SXSW Music Review: Max Richter
SX one-off to rival the Flaming Lips’ garage boombox sync
By Dan Gentile,
1:45PM, Tue. Mar. 13, 2018
At 12:25am Tuesday morning, Max Richter had only been on the stage at Bass Concert Hall for 15 minutes and someone was already snoring. During a typical concert this would be a horrible insult. For Sleep, it proved a high compliment.
Best known for lush film and TV scores (The Leftovers), Richter’s latest project is an eight-hour composition designed to be played overnight by seven musicians. Last night’s SXSW performance was the North American premiere. The piece debuted in 2015 and had been played 11 times previously.
The Austin audience lay onstage in 150 twin-size Beautyrest beds, which were donated to charity afterwards. More witnesses sat in 200 overflow seats out front. Non-badge holders had to leave at 2am, but were allowed back at dawn to experience the end of the piece.

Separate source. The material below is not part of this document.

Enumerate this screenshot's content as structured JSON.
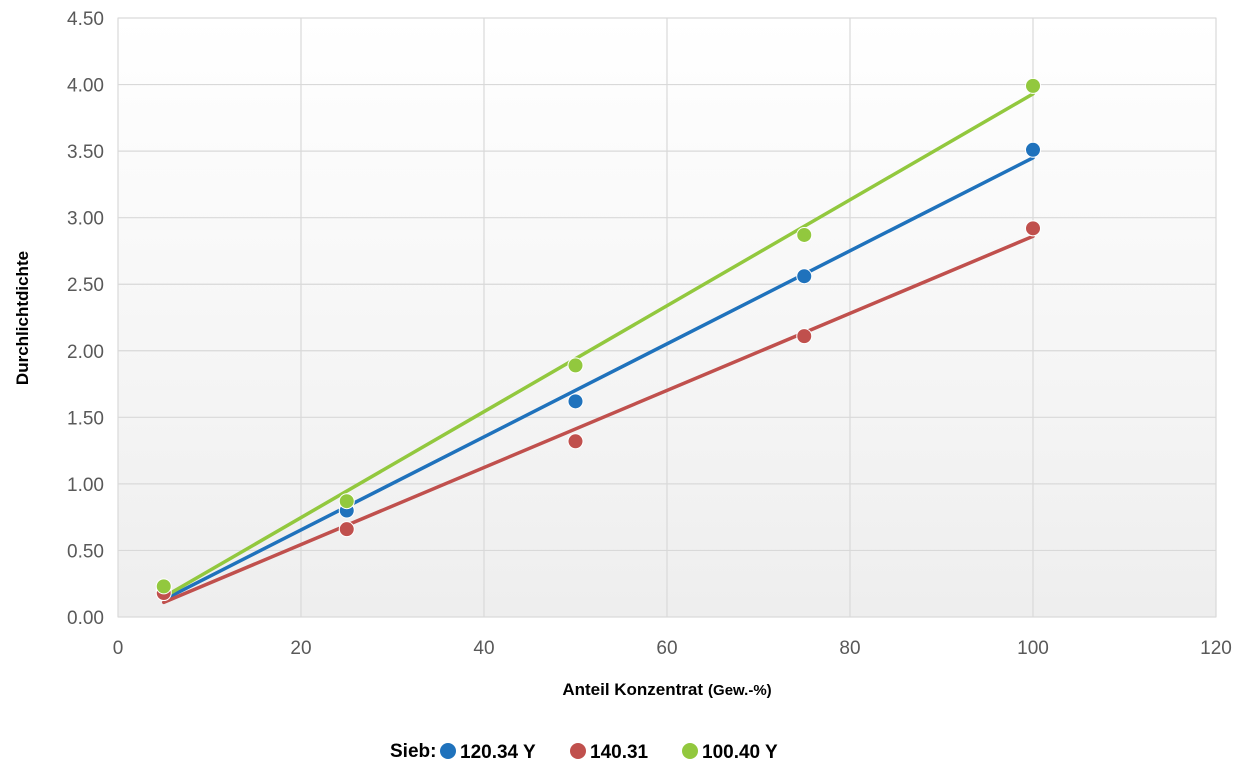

Although nobody likes a snorer, there’s no wrong way to experience Sleep. The only instructions were a polite request not to make much noise and the crowd acted respectfully. A full moon projected on the wall gave just enough light to find your way to the bathroom (or scribble a concert review), but as soon as the music started, the rest of the beds seemed to disappear to create a concert for one.
It feels like a cop-out, but my best description for the music is dreamlike. The tempo rocked like a boat as Richter played piano with lazy precision, sidestepping the downbeat by milliseconds and never settling into a strict groove. Strings, a woman’s voice, and sub bass rounded out the ensemble.
At times, the music was a pool of ambient textures with long bass notes cresting like waves above water. Violins sliced through the still auditorium, offering the most pronounced melodies. A solo vocal section ballooned with enough reverb to make you feel like you were laying in the middle of a choir.
The music sounded somber, but never sad.
Personally, I have no idea how much I slept. My only plan was to keep my cell phone off. I drifted in and out of sleep, but mostly I was somewhere in between.
I’d feel my breathing link up with the bass, while my mind chased the piano. Thoughts raced, then stumbled, then dissolved. I tossed and turned, but never felt restless.
At moments, the music fought for my attention, but never demanded it.
Like most busy people, it’s rare that I allow myself a full ration of rest. The concept of eight hours in bed without a screen felt like a luxury – especially during SXSW. It turned out to be just what I needed.
Of course without an excuse like this, it’s not something I would have ever allowed myself. The performance filled me with many emotions, but the most surprising was that of being forgiven for indulging in what’s perhaps the most critical of all human activities.
Around 8:30am, the wake-up lights rimming the stage brightened and the piano shifted to bass notes, a subtle but unmistakable alarm. For the first time in hours, the crowd stood up and filled the auditorium with a refreshing sound: applause.